On the subject of Relativity:
______

.................| ->    ^^^^^^^^^
______

"The only rule is everything changes, even this rule." is the best
misquoting of Heraclitus I've heard and has rather impacted my view of
"Relativity". Ultimately building off of the concept that the meaning
of life is just any arbitrary form of conflict, then sometimes
constant values contribute to having an increased selection of types
of conflict.
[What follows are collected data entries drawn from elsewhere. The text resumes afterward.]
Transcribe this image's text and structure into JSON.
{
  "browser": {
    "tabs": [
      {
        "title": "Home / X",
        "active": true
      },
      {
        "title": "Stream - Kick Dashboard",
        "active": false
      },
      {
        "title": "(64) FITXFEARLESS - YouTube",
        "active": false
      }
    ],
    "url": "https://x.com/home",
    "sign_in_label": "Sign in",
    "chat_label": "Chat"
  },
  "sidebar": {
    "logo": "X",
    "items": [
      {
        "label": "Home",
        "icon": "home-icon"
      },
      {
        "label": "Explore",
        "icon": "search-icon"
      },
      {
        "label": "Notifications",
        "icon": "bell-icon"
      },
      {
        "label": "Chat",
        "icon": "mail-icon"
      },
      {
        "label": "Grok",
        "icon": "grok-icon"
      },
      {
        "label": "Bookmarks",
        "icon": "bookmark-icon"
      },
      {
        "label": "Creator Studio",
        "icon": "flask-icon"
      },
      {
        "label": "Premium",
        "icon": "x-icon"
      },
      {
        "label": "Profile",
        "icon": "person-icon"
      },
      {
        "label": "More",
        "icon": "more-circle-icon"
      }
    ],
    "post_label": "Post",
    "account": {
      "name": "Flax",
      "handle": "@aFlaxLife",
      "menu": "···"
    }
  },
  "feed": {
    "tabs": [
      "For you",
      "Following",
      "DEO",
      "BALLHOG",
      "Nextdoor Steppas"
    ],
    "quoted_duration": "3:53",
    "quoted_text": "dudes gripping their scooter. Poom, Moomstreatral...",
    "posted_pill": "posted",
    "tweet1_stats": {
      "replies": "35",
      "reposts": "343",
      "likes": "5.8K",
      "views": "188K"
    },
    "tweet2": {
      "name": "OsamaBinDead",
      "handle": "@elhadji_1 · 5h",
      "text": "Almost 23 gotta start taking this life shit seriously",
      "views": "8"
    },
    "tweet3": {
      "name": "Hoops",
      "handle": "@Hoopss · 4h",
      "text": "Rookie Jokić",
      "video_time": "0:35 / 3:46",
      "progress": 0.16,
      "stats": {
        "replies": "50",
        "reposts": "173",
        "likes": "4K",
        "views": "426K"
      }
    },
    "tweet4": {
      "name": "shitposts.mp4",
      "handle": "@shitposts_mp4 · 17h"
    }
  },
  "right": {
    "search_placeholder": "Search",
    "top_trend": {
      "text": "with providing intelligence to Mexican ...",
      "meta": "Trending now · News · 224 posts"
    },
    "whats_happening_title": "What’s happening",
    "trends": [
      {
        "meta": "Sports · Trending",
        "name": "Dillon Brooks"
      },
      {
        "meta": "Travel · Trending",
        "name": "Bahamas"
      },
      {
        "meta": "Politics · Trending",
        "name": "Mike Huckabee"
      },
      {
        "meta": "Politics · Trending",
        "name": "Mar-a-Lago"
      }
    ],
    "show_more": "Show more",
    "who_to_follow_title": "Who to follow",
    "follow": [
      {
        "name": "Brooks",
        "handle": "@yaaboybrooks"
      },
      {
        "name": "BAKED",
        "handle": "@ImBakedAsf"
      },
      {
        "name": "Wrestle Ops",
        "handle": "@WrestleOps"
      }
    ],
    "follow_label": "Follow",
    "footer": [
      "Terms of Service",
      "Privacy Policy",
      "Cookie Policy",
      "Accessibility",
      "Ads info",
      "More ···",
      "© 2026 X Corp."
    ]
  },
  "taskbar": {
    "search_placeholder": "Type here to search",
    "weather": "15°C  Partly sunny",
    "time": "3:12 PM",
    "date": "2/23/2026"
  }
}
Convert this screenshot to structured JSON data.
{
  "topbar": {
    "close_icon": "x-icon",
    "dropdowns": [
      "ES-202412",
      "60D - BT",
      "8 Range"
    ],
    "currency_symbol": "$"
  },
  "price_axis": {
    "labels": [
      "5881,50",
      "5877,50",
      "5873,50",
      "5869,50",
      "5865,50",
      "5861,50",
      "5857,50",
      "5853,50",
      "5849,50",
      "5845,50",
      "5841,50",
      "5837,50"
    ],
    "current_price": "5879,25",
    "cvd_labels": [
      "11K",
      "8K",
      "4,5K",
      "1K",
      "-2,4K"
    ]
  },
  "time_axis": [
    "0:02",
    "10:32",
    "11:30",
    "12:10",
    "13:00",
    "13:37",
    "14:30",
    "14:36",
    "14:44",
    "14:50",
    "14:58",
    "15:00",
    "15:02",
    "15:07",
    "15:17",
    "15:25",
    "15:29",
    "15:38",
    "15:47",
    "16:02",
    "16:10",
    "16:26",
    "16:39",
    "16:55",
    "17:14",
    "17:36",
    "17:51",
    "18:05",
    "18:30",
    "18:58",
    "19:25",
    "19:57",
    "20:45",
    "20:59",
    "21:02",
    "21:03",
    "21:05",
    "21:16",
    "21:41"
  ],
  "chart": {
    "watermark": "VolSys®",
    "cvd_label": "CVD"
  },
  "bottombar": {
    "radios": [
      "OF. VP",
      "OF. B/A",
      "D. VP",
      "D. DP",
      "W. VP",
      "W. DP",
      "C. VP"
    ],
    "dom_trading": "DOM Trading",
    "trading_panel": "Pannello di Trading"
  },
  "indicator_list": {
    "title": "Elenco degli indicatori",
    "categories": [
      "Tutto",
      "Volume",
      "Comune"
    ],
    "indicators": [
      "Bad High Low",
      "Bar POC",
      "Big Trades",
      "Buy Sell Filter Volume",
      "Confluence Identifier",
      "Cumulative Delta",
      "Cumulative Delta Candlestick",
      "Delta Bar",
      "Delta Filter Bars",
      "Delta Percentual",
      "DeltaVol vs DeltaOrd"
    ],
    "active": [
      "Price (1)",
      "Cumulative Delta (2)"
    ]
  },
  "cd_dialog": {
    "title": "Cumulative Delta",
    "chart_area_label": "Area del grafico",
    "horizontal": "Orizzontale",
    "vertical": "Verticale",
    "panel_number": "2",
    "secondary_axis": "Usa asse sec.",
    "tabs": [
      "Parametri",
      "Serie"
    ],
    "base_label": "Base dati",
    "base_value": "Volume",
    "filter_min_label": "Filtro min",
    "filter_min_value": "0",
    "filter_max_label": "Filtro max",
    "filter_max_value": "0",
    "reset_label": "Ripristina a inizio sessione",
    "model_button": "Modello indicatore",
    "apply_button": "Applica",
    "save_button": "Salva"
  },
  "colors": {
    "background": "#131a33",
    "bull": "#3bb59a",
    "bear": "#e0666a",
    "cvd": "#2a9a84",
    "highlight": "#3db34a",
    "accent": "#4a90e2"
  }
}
Technology of modern day allows us to have simulated
battles over the net, and, without a whole slew of discovered
constants (such as ways of making the voltage across a wire consistent
with what is intended to deliver a message), then that would not be
possible. I believe the universe only stays as consistent as it needs
to be for every life to have a potentially unique purpose given work
to discover new constant attributes to apply to a new purpose to
assume. I believe it is quite possible high-fantasy magic might have
existed at one point and that it was merely purged by the work devoted
to the infinitely more rigorous "science". That's just my perspective,
and it is also my perspective that science could be replaced with
high-enough degree of arbitrary work dedicated to discovering
attributes of the universe incompatible with modern science. This
would require a large influx of unfulfilled persons highly motivated
to transform the status quo and contradict conventional wisdom.